Sister Mary said Catholic Charities relies entirely on the devotion and commitment of its team of about 700 volunteers. These dedicated individuals go out to corporations, businesses, individuals, parishes and foundations to ask them to support Catholic Charities in its mission to continue "bringing friendship and peace, along with so many other emotional supports, to people in need," Sister Mary said.
According to Walczyk, several years ago Catholic Charities decided to make what he called a "strategic decision" to reuse some of the existing church property, which, in turn, led to its decision to hold the press conference for this year's 91st appeal in A Gathering Place. Walczyk also announced plans for another satellite location for A Gathering Place this year, in Eggertsville on the St. Benedict Parish campus.
A Gathering Place is currently in the former school of St. Stanislaus Parish in Buffalo, which Walczyk recalled is the "Mother Church of Polonia" and an iconic, historic fixture of the East Side of Buffalo.
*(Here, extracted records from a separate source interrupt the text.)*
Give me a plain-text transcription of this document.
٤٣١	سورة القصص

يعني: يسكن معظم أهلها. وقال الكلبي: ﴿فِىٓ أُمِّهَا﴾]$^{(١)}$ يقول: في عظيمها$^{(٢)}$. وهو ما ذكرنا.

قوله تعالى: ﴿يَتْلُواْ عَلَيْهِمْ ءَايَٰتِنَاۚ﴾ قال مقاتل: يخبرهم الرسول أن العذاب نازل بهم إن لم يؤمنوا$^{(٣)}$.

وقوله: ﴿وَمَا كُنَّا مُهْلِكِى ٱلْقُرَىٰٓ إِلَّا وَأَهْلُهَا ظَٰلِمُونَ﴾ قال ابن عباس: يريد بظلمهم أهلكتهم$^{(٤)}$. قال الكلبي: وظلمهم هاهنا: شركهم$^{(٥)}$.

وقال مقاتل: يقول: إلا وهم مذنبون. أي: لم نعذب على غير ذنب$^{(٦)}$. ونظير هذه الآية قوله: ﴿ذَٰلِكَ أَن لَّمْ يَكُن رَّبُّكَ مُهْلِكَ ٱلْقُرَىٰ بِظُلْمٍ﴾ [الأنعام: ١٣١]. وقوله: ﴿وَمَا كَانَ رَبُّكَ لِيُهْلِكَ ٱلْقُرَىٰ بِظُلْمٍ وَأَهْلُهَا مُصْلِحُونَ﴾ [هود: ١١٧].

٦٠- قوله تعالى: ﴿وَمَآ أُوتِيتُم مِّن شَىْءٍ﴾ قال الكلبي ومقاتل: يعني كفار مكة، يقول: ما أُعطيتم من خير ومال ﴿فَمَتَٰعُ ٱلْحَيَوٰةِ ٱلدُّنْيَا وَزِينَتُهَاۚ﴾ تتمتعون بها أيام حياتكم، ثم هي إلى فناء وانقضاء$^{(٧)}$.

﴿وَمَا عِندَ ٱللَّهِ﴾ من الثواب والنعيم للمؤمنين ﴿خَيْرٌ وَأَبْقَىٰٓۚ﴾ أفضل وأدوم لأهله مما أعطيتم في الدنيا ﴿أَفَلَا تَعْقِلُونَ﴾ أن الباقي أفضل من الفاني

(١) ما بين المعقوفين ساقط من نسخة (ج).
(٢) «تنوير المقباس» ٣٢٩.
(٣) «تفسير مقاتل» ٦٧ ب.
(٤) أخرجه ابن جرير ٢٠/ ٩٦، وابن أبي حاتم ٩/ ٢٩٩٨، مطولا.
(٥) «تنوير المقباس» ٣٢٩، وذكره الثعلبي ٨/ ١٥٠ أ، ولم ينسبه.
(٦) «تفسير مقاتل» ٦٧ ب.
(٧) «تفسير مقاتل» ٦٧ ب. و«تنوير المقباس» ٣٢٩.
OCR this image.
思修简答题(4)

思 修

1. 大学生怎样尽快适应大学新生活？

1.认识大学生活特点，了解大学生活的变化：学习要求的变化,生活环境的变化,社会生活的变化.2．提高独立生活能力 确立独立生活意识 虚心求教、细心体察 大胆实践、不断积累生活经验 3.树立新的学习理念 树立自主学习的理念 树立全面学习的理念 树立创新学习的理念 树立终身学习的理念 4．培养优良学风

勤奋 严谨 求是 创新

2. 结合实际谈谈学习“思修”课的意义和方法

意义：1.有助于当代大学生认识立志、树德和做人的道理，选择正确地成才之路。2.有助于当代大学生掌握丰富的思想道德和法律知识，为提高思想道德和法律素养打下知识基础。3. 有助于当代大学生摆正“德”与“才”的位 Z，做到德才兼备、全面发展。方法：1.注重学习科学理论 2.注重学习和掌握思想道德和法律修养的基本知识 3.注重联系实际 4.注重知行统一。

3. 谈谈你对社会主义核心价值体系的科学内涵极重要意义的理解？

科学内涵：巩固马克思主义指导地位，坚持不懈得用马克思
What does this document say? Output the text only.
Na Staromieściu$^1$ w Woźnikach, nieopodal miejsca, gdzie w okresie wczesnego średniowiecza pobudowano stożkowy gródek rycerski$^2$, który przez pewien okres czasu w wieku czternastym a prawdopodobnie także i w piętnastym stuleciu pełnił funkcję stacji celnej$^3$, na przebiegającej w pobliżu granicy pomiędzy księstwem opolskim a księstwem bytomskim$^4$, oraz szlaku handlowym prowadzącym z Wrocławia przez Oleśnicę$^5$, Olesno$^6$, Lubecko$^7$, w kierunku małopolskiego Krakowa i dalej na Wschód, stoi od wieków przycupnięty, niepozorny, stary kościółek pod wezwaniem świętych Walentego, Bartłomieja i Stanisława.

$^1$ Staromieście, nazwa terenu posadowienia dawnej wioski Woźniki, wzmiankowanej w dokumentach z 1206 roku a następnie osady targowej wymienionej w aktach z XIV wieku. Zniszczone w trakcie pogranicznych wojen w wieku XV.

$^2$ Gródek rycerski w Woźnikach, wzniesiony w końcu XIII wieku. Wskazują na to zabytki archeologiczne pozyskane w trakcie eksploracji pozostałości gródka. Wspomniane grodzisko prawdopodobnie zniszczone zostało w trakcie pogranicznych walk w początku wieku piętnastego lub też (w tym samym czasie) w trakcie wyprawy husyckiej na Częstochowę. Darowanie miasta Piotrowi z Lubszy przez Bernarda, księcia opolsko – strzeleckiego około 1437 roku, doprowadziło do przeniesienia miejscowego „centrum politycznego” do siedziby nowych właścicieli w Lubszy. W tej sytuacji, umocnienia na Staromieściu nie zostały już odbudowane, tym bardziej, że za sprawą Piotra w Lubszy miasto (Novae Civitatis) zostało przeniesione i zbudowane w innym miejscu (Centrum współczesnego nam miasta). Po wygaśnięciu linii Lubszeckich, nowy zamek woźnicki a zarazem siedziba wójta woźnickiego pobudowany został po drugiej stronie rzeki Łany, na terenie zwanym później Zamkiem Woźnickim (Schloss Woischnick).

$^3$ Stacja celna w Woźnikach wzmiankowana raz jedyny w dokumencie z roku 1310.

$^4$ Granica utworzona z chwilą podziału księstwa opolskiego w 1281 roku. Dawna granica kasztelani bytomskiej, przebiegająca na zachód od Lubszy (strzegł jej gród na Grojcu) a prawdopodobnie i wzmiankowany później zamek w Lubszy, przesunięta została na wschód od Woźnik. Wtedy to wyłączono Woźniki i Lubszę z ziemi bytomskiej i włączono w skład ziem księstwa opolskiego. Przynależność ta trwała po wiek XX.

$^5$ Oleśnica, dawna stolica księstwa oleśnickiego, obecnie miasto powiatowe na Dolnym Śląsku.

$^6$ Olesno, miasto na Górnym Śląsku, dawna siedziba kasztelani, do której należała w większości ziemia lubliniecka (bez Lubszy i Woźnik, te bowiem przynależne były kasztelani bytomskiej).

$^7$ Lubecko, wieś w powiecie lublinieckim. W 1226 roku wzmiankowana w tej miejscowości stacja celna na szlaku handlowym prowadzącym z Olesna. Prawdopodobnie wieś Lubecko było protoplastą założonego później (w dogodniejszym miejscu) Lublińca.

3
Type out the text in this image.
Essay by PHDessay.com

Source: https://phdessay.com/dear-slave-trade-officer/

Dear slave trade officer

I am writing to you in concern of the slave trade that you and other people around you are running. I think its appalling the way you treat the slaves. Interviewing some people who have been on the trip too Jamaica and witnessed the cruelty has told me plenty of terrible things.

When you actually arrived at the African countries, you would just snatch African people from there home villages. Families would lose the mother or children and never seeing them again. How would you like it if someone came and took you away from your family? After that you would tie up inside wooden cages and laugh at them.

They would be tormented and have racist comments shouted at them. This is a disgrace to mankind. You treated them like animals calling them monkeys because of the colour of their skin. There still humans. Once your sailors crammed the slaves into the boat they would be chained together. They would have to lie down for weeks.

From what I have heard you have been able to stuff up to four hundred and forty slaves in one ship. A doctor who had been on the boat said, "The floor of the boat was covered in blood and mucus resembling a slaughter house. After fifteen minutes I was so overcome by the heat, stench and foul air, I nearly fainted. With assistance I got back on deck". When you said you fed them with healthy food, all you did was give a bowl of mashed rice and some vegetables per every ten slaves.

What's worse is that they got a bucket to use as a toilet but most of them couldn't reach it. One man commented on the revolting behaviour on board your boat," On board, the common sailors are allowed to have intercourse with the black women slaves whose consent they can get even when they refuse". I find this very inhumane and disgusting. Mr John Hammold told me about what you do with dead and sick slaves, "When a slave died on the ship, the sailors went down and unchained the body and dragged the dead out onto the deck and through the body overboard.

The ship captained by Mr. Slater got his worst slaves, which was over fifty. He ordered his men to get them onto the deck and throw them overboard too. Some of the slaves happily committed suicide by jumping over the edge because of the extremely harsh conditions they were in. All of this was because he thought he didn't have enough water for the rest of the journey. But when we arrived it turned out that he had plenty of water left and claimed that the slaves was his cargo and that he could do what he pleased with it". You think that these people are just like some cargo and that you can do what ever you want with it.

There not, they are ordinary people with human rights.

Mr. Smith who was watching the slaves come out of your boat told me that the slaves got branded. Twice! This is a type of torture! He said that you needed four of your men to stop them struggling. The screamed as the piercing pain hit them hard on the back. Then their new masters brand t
In addition to A Gathering Place, Catholic Charities also provides a foster grandparent program, Project Hope and a comprehensive care and home visitation for seniors, headquartered in the same building.
Walczyk added, "As a whole, our older adult services are designed to support seniors in their need for safety, socialization, independence and the ability to remain in their familiar home and community. It also is a service that supports caregivers, their loved ones, through respite and education."